There are also a couple of other interesting features in Action1. For example, it comes with a built-in remote desktop tool, which is great for some basic remote support. The remote desktop feature is web-based, so don’t expect super smooth interaction, but it’s more than fine.
The remote command and remote PowerShell tools allow you to quickly run commands on your remote endpoints. PowerShell commands are executed in the background, so the user won’t notice anything. The results of your command can be viewed in “Action History”.
Also good to know—and as I alluded to in the intro—is that you can use Action1 RMM for multiple environments. It’s also possible to create multiple organizations. Each organization has its own groups and endpoints, but they share the same software library. Thus, any custom package that you have created can be used in all organizations. However, policies are not shared between organizations.

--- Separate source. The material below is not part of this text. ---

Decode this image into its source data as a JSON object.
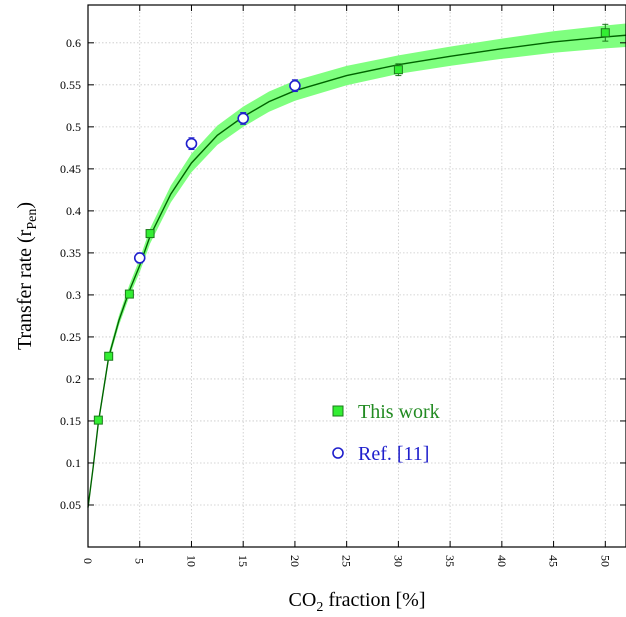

The pricing of Action1 RMM is pretty straightforward. You can start with 100 endpoints for free (forever). Any additional endpoint costs $2 per month. Storage for your own packages is included, and you get around 100GB of storage space. Keep in mind that you can also use UNC paths to your local server, which will further speed up the deployment.
Getting started with Action1 is really easy: within 5 minutes I had the first endpoints put into Action1 and could deploy the first applications. Creating your own packages will take some time and testing, just like with any other deployment tool—but once you have built up your library and created your policies, Action1 will be a real time saver.
There is, however, still room for improvement. Features that I really miss are simple file copy actions, detailed endpoint views, and a good dashboard that shows the current patch management status. The good news is that a lot of these features are currently on the roadmap.
Overall, I think Action1 is a great cloud-based RMM solution. It allows you to quickly and easily manage a hybrid environment without the need for on-premise servers.